- Tender Greens, a hugely popular West Coast lunch spot known for its salads, has opened its first East Coast location in NYC.
- It could be a huge threat to Sweetgreen, another wildly popular salad chain with firm roots in eastern US cities.
- We compared the two, and Tender Greens’ quality and preparation easily outshine the competition’s.
The upscale side of to-go, fast-casual salads is dominated by two giants: Sweetgreen and Tender Greens.
Both chains began within a year of each other – Sweetgreen in 2007, Tender Greens in 2006. And both chains have received funding from some big names – Sweetgreen landed two rounds of funding from a venture capital fund founded by AOL co-founder and chairman Steve Case, and Tender Greens managed to grab the attention of Shake Shack founder Danny Meyer.
But while Washington, DC-based Sweetgreen has bloomed into a major bi-coastal player in urban markets, Tender Greens has stayed on the West Coast. That is, until now.
Tender Greens’ first East Coast incursion has opened in NYC, with two locations in Boston planned to open soon – and many West Coast transplants were excited. Business Insider’s Melia Robinson reviewed the chain and was blown away by the experience.
But does the chain have the chops to take on East Coast salad darling Sweetgreen?
Tender Greens serves so much more than just salads, which already means its menu has an advantage over the salad-centric Sweetgreen. We decided to compare the most similar salads from the chains: a southwestern themed salad with roast chicken.
But first, let’s take a quick foray to Tender Greens itself. The new location is on Broadway and 20th, in the Flatiron district. Lots of salad chains are nearby — it’s a bold place for Tender Greens to take its first steps in NYC.

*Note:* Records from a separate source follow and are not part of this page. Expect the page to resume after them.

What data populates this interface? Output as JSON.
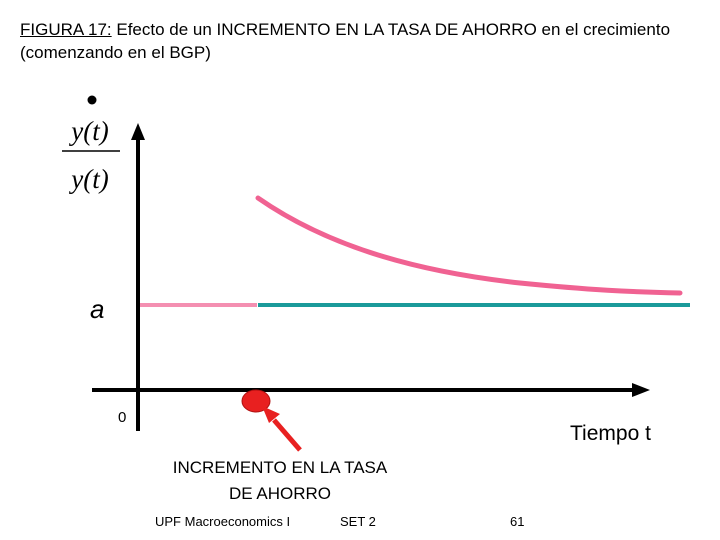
{
  "slide": {
    "title_label": "FIGURA 17:",
    "title_text": " Efecto de un INCREMENTO EN LA TASA DE AHORRO en el crecimiento (comenzando en el BGP)"
  },
  "diagram": {
    "y_numerator": "y(t)",
    "y_denominator": "y(t)",
    "level_label": "a",
    "origin_label": "0",
    "x_axis_label": "Tiempo t",
    "event_note": "INCREMENTO EN LA TASA DE AHORRO",
    "colors": {
      "pink_curve": "#f06292",
      "pink_light": "#f48fb1",
      "teal_line": "#1a9a9a",
      "event_marker": "#e82020",
      "axis": "#000000"
    }
  },
  "footer": {
    "course": "UPF Macroeconomics I",
    "set": "SET 2",
    "page": "61"
  }
}
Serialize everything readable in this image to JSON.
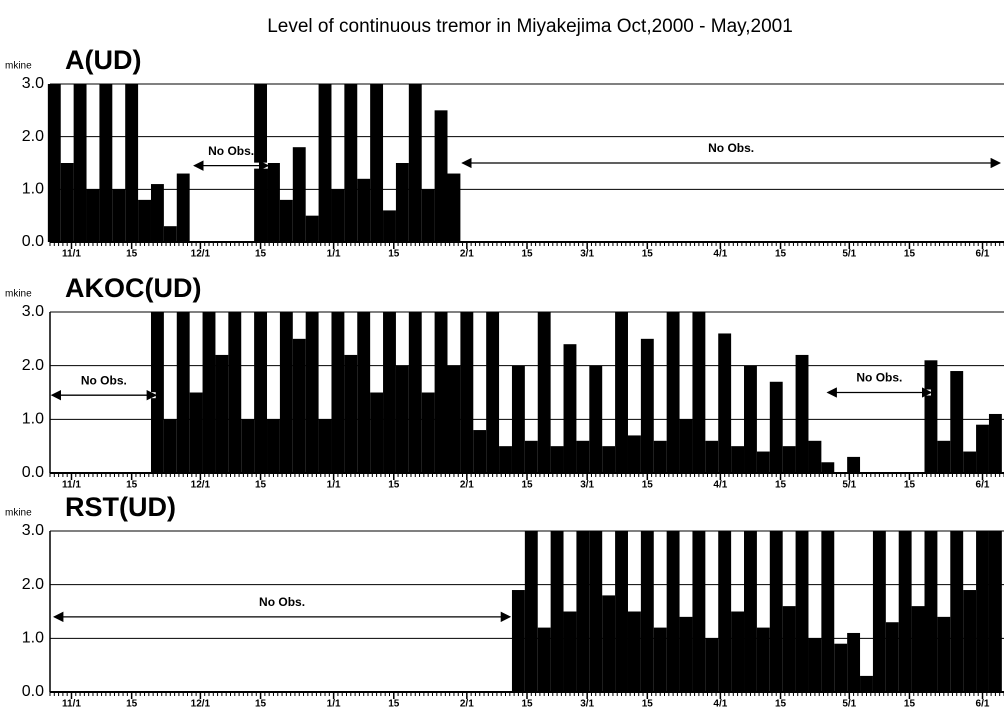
{
  "title": "Level of continuous tremor in Miyakejima Oct,2000 - May,2001",
  "chart_data": [
    {
      "type": "bar",
      "title": "A(UD)",
      "y_label": "mkine",
      "color": "#000000",
      "grid": true,
      "ylim": [
        0,
        3
      ],
      "yticks": [
        {
          "value": 0,
          "label": "0.0"
        },
        {
          "value": 1,
          "label": "1.0"
        },
        {
          "value": 2,
          "label": "2.0"
        },
        {
          "value": 3,
          "label": "3.0"
        }
      ],
      "xlim": [
        -5,
        217
      ],
      "xticks": [
        {
          "value": 0,
          "label": "11/1"
        },
        {
          "value": 14,
          "label": "15"
        },
        {
          "value": 30,
          "label": "12/1"
        },
        {
          "value": 44,
          "label": "15"
        },
        {
          "value": 61,
          "label": "1/1"
        },
        {
          "value": 75,
          "label": "15"
        },
        {
          "value": 92,
          "label": "2/1"
        },
        {
          "value": 106,
          "label": "15"
        },
        {
          "value": 120,
          "label": "3/1"
        },
        {
          "value": 134,
          "label": "15"
        },
        {
          "value": 151,
          "label": "4/1"
        },
        {
          "value": 165,
          "label": "15"
        },
        {
          "value": 181,
          "label": "5/1"
        },
        {
          "value": 195,
          "label": "15"
        },
        {
          "value": 212,
          "label": "6/1"
        }
      ],
      "x": [
        -4,
        -1,
        2,
        5,
        8,
        11,
        14,
        17,
        20,
        23,
        26,
        29,
        32,
        35,
        38,
        41,
        44,
        47,
        50,
        53,
        56,
        59,
        62,
        65,
        68,
        71,
        74,
        77,
        80,
        83,
        86,
        89,
        92,
        95,
        98,
        101,
        104,
        107,
        110,
        113,
        116,
        119,
        122,
        125,
        128,
        131,
        134,
        137,
        140,
        143,
        146,
        149,
        152,
        155,
        158,
        161,
        164,
        167,
        170,
        173,
        176,
        179,
        182,
        185,
        188,
        191,
        194,
        197,
        200,
        203,
        206,
        209,
        212,
        215
      ],
      "values": [
        3.0,
        1.5,
        3.0,
        1.0,
        3.0,
        1.0,
        3.0,
        0.8,
        1.1,
        0.3,
        1.3,
        null,
        null,
        null,
        null,
        null,
        3.0,
        1.5,
        0.8,
        1.8,
        0.5,
        3.0,
        1.0,
        3.0,
        1.2,
        3.0,
        0.6,
        1.5,
        3.0,
        1.0,
        2.5,
        1.3,
        null,
        null,
        null,
        null,
        null,
        null,
        null,
        null,
        null,
        null,
        null,
        null,
        null,
        null,
        null,
        null,
        null,
        null,
        null,
        null,
        null,
        null,
        null,
        null,
        null,
        null,
        null,
        null,
        null,
        null,
        null,
        null,
        null,
        null,
        null,
        null,
        null,
        null,
        null,
        null,
        null,
        null
      ],
      "annotations": [
        {
          "text": "No Obs.",
          "x": [
            28.6,
            45.7
          ],
          "y": 1.45
        },
        {
          "text": "No Obs.",
          "x": [
            91,
            216
          ],
          "y": 1.5
        }
      ]
    },
    {
      "type": "bar",
      "title": "AKOC(UD)",
      "y_label": "mkine",
      "color": "#000000",
      "grid": true,
      "ylim": [
        0,
        3
      ],
      "yticks": [
        {
          "value": 0,
          "label": "0.0"
        },
        {
          "value": 1,
          "label": "1.0"
        },
        {
          "value": 2,
          "label": "2.0"
        },
        {
          "value": 3,
          "label": "3.0"
        }
      ],
      "xlim": [
        -5,
        217
      ],
      "xticks": [
        {
          "value": 0,
          "label": "11/1"
        },
        {
          "value": 14,
          "label": "15"
        },
        {
          "value": 30,
          "label": "12/1"
        },
        {
          "value": 44,
          "label": "15"
        },
        {
          "value": 61,
          "label": "1/1"
        },
        {
          "value": 75,
          "label": "15"
        },
        {
          "value": 92,
          "label": "2/1"
        },
        {
          "value": 106,
          "label": "15"
        },
        {
          "value": 120,
          "label": "3/1"
        },
        {
          "value": 134,
          "label": "15"
        },
        {
          "value": 151,
          "label": "4/1"
        },
        {
          "value": 165,
          "label": "15"
        },
        {
          "value": 181,
          "label": "5/1"
        },
        {
          "value": 195,
          "label": "15"
        },
        {
          "value": 212,
          "label": "6/1"
        }
      ],
      "x": [
        -4,
        -1,
        2,
        5,
        8,
        11,
        14,
        17,
        20,
        23,
        26,
        29,
        32,
        35,
        38,
        41,
        44,
        47,
        50,
        53,
        56,
        59,
        62,
        65,
        68,
        71,
        74,
        77,
        80,
        83,
        86,
        89,
        92,
        95,
        98,
        101,
        104,
        107,
        110,
        113,
        116,
        119,
        122,
        125,
        128,
        131,
        134,
        137,
        140,
        143,
        146,
        149,
        152,
        155,
        158,
        161,
        164,
        167,
        170,
        173,
        176,
        179,
        182,
        185,
        188,
        191,
        194,
        197,
        200,
        203,
        206,
        209,
        212,
        215
      ],
      "values": [
        null,
        null,
        null,
        null,
        null,
        null,
        null,
        null,
        3.0,
        1.0,
        3.0,
        1.5,
        3.0,
        2.2,
        3.0,
        1.0,
        3.0,
        1.0,
        3.0,
        2.5,
        3.0,
        1.0,
        3.0,
        2.2,
        3.0,
        1.5,
        3.0,
        2.0,
        3.0,
        1.5,
        3.0,
        2.0,
        3.0,
        0.8,
        3.0,
        0.5,
        2.0,
        0.6,
        3.0,
        0.5,
        2.4,
        0.6,
        2.0,
        0.5,
        3.0,
        0.7,
        2.5,
        0.6,
        3.0,
        1.0,
        3.0,
        0.6,
        2.6,
        0.5,
        2.0,
        0.4,
        1.7,
        0.5,
        2.2,
        0.6,
        0.2,
        null,
        0.3,
        null,
        null,
        null,
        null,
        null,
        2.1,
        0.6,
        1.9,
        0.4,
        0.9,
        1.1
      ],
      "annotations": [
        {
          "text": "No Obs.",
          "x": [
            -5,
            19.6
          ],
          "y": 1.45
        },
        {
          "text": "No Obs.",
          "x": [
            176,
            200
          ],
          "y": 1.5
        }
      ]
    },
    {
      "type": "bar",
      "title": "RST(UD)",
      "y_label": "mkine",
      "color": "#000000",
      "grid": true,
      "ylim": [
        0,
        3
      ],
      "yticks": [
        {
          "value": 0,
          "label": "0.0"
        },
        {
          "value": 1,
          "label": "1.0"
        },
        {
          "value": 2,
          "label": "2.0"
        },
        {
          "value": 3,
          "label": "3.0"
        }
      ],
      "xlim": [
        -5,
        217
      ],
      "xticks": [
        {
          "value": 0,
          "label": "11/1"
        },
        {
          "value": 14,
          "label": "15"
        },
        {
          "value": 30,
          "label": "12/1"
        },
        {
          "value": 44,
          "label": "15"
        },
        {
          "value": 61,
          "label": "1/1"
        },
        {
          "value": 75,
          "label": "15"
        },
        {
          "value": 92,
          "label": "2/1"
        },
        {
          "value": 106,
          "label": "15"
        },
        {
          "value": 120,
          "label": "3/1"
        },
        {
          "value": 134,
          "label": "15"
        },
        {
          "value": 151,
          "label": "4/1"
        },
        {
          "value": 165,
          "label": "15"
        },
        {
          "value": 181,
          "label": "5/1"
        },
        {
          "value": 195,
          "label": "15"
        },
        {
          "value": 212,
          "label": "6/1"
        }
      ],
      "x": [
        -4,
        -1,
        2,
        5,
        8,
        11,
        14,
        17,
        20,
        23,
        26,
        29,
        32,
        35,
        38,
        41,
        44,
        47,
        50,
        53,
        56,
        59,
        62,
        65,
        68,
        71,
        74,
        77,
        80,
        83,
        86,
        89,
        92,
        95,
        98,
        101,
        104,
        107,
        110,
        113,
        116,
        119,
        122,
        125,
        128,
        131,
        134,
        137,
        140,
        143,
        146,
        149,
        152,
        155,
        158,
        161,
        164,
        167,
        170,
        173,
        176,
        179,
        182,
        185,
        188,
        191,
        194,
        197,
        200,
        203,
        206,
        209,
        212,
        215
      ],
      "values": [
        null,
        null,
        null,
        null,
        null,
        null,
        null,
        null,
        null,
        null,
        null,
        null,
        null,
        null,
        null,
        null,
        null,
        null,
        null,
        null,
        null,
        null,
        null,
        null,
        null,
        null,
        null,
        null,
        null,
        null,
        null,
        null,
        null,
        null,
        null,
        null,
        1.9,
        3.0,
        1.2,
        3.0,
        1.5,
        3.0,
        3.0,
        1.8,
        3.0,
        1.5,
        3.0,
        1.2,
        3.0,
        1.4,
        3.0,
        1.0,
        3.0,
        1.5,
        3.0,
        1.2,
        3.0,
        1.6,
        3.0,
        1.0,
        3.0,
        0.9,
        1.1,
        0.3,
        3.0,
        1.3,
        3.0,
        1.6,
        3.0,
        1.4,
        3.0,
        1.9,
        3.0,
        3.0
      ],
      "annotations": [
        {
          "text": "No Obs.",
          "x": [
            -4,
            102
          ],
          "y": 1.4
        }
      ]
    }
  ]
}
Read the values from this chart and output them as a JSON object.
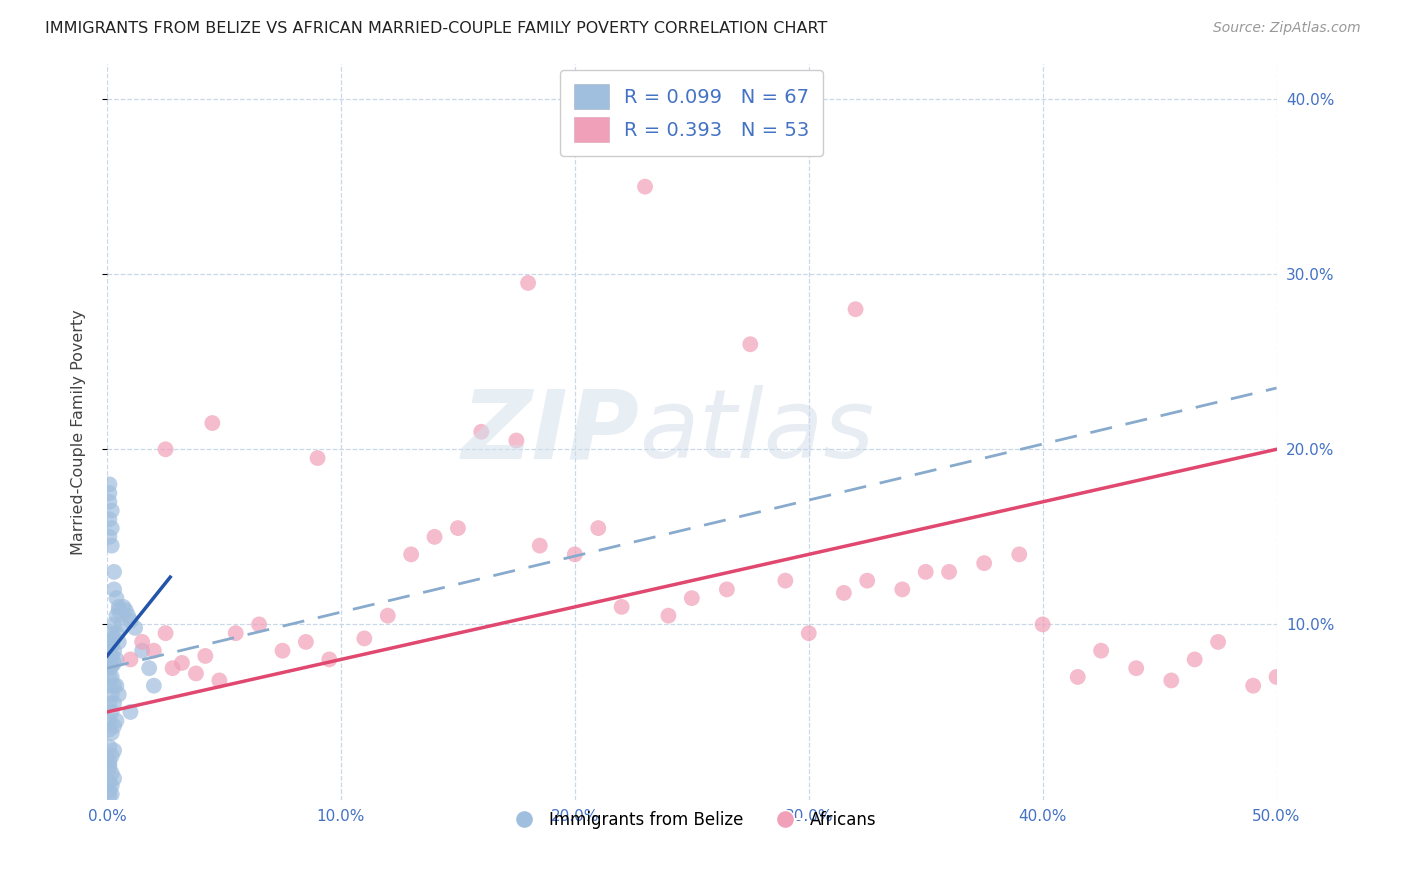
{
  "title": "IMMIGRANTS FROM BELIZE VS AFRICAN MARRIED-COUPLE FAMILY POVERTY CORRELATION CHART",
  "source": "Source: ZipAtlas.com",
  "ylabel": "Married-Couple Family Poverty",
  "xlim": [
    0.0,
    0.5
  ],
  "ylim": [
    0.0,
    0.42
  ],
  "belize_scatter_color": "#a0bedd",
  "africans_scatter_color": "#f0a0b8",
  "belize_line_color": "#2255aa",
  "africans_line_color": "#e04870",
  "dashed_line_color": "#88aacc",
  "grid_color": "#c8d8e8",
  "title_color": "#222222",
  "axis_color": "#4472c4",
  "background": "#ffffff",
  "belize_R": 0.099,
  "belize_N": 67,
  "africans_R": 0.393,
  "africans_N": 53,
  "belize_x": [
    0.001,
    0.001,
    0.001,
    0.001,
    0.001,
    0.001,
    0.001,
    0.001,
    0.001,
    0.001,
    0.002,
    0.002,
    0.002,
    0.002,
    0.002,
    0.002,
    0.002,
    0.002,
    0.002,
    0.002,
    0.003,
    0.003,
    0.003,
    0.003,
    0.003,
    0.003,
    0.003,
    0.003,
    0.004,
    0.004,
    0.004,
    0.004,
    0.004,
    0.005,
    0.005,
    0.005,
    0.007,
    0.008,
    0.009,
    0.01,
    0.012,
    0.015,
    0.018,
    0.02,
    0.001,
    0.001,
    0.001,
    0.001,
    0.001,
    0.002,
    0.002,
    0.002,
    0.003,
    0.003,
    0.004,
    0.005,
    0.006,
    0.001,
    0.001,
    0.002,
    0.003,
    0.001,
    0.002,
    0.001,
    0.001,
    0.001,
    0.01
  ],
  "belize_y": [
    0.09,
    0.085,
    0.08,
    0.075,
    0.07,
    0.065,
    0.055,
    0.045,
    0.04,
    0.03,
    0.095,
    0.088,
    0.082,
    0.076,
    0.07,
    0.06,
    0.05,
    0.038,
    0.025,
    0.015,
    0.1,
    0.092,
    0.085,
    0.078,
    0.065,
    0.055,
    0.042,
    0.028,
    0.105,
    0.095,
    0.08,
    0.065,
    0.045,
    0.108,
    0.09,
    0.06,
    0.11,
    0.108,
    0.105,
    0.102,
    0.098,
    0.085,
    0.075,
    0.065,
    0.15,
    0.16,
    0.17,
    0.175,
    0.18,
    0.155,
    0.165,
    0.145,
    0.13,
    0.12,
    0.115,
    0.11,
    0.1,
    0.01,
    0.005,
    0.008,
    0.012,
    0.002,
    0.003,
    0.018,
    0.022,
    0.02,
    0.05
  ],
  "africans_x": [
    0.01,
    0.015,
    0.02,
    0.025,
    0.028,
    0.032,
    0.038,
    0.042,
    0.048,
    0.055,
    0.065,
    0.075,
    0.085,
    0.095,
    0.11,
    0.12,
    0.13,
    0.14,
    0.15,
    0.16,
    0.175,
    0.185,
    0.2,
    0.21,
    0.22,
    0.24,
    0.25,
    0.265,
    0.275,
    0.29,
    0.3,
    0.315,
    0.325,
    0.34,
    0.35,
    0.36,
    0.375,
    0.39,
    0.4,
    0.415,
    0.425,
    0.44,
    0.455,
    0.465,
    0.475,
    0.49,
    0.5,
    0.025,
    0.045,
    0.09,
    0.18,
    0.23,
    0.32
  ],
  "africans_y": [
    0.08,
    0.09,
    0.085,
    0.095,
    0.075,
    0.078,
    0.072,
    0.082,
    0.068,
    0.095,
    0.1,
    0.085,
    0.09,
    0.08,
    0.092,
    0.105,
    0.14,
    0.15,
    0.155,
    0.21,
    0.205,
    0.145,
    0.14,
    0.155,
    0.11,
    0.105,
    0.115,
    0.12,
    0.26,
    0.125,
    0.095,
    0.118,
    0.125,
    0.12,
    0.13,
    0.13,
    0.135,
    0.14,
    0.1,
    0.07,
    0.085,
    0.075,
    0.068,
    0.08,
    0.09,
    0.065,
    0.07,
    0.2,
    0.215,
    0.195,
    0.295,
    0.35,
    0.28
  ],
  "belize_line_x0": 0.0,
  "belize_line_x1": 0.027,
  "belize_line_y0": 0.082,
  "belize_line_y1": 0.127,
  "africans_line_x0": 0.0,
  "africans_line_x1": 0.5,
  "africans_line_y0": 0.05,
  "africans_line_y1": 0.2,
  "dashed_line_x0": 0.0,
  "dashed_line_x1": 0.5,
  "dashed_line_y0": 0.075,
  "dashed_line_y1": 0.235
}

The inside is sprawling and cavernous — yet it doesn’t feel cold or industrial in any way. In fact, it feels cozier than a lot of sit-down restaurants. There’s ample seating — stools, booths, and a counter overlooking the open kitchen.
The decor is warm and simple, with greenery scattered about. It definitely gives off a chill and friendly West Coast vibe.
The mobile order system — a pride of Sweetgreen’s, as well — is fantastically easy to use. The pick-up area is large, and there’s plenty of staff to help you if you can’t find your order.
Back to the salads at hand. Here’s Sweetgreen’s southwestern style salad, the Guacamole Greens.
It’s comprised of mesclun greens, big chunks of avocado, roasted chicken, onion, tomatoes, tortilla chips, a lime wedge, and a lime jalapeño vinaigrette.
The mesclun mix is rather standard salad fare; a step above romaine, two steps above iceberg. The vinaigrette is bright and acidic, with heavy notes of lime that really puts forward the southwestern affectation.
And more importantly, there’s enough dressing to adequately cover the whole salad.
The chicken is rather humdrum. There’s no real proof that it’s roasted — it tastes and feels nearly the same as, say, canned chicken. Not that it is canned, but it’s just awfully boring and falls flat within the salad.
The copious amount of avocado is a welcome relief from countless chains that are stingy with the buttery, savoury fruit. The small, deep bowl the salad comes in makes mixing up the salad a difficult task — avocado chunks often jump ship while you’re mixing.
Now for Tender Greens’ chipotle barbecue chicken salad. For starts, it’s a gorgeous looking salad.
It’s a similar construction to Sweetgreen’s: romaine hearts, avocado, cotija cheese, tortilla strips, green onion, radish slices, and cilantro lime dressing. But the difference in quality is astounding.
The lettuce is crisp, vibrant, and fresh — Sweetgreen’s feels packaged by comparison. The tortilla chips are thoughtfully scattered throughout, as opposed to being dumped in a pile like the salad before.
The chicken comes in big strips — and it’s delicious. It’s flavorful, tender, and the charred and tasty skin is left on, which leaves little question as to the meat’s origins.
The dressing is light, though not as bright or lime-forward as Sweetgreen’s. Also, the amount is pretty small, meaning coverage of the whole salad — and it’s a big salad — is difficult.
The salad feels homemade — and I know that sounds corny. Of course it’s not homemade, it’s prepared in a kitchen at a business. But the quality and care provided in the preparation really does show through in the food itself.
Tender Greens easily exceeded our expectations — and if the chain is serious about its East Coast expansion, Sweetgreen should be pretty worried.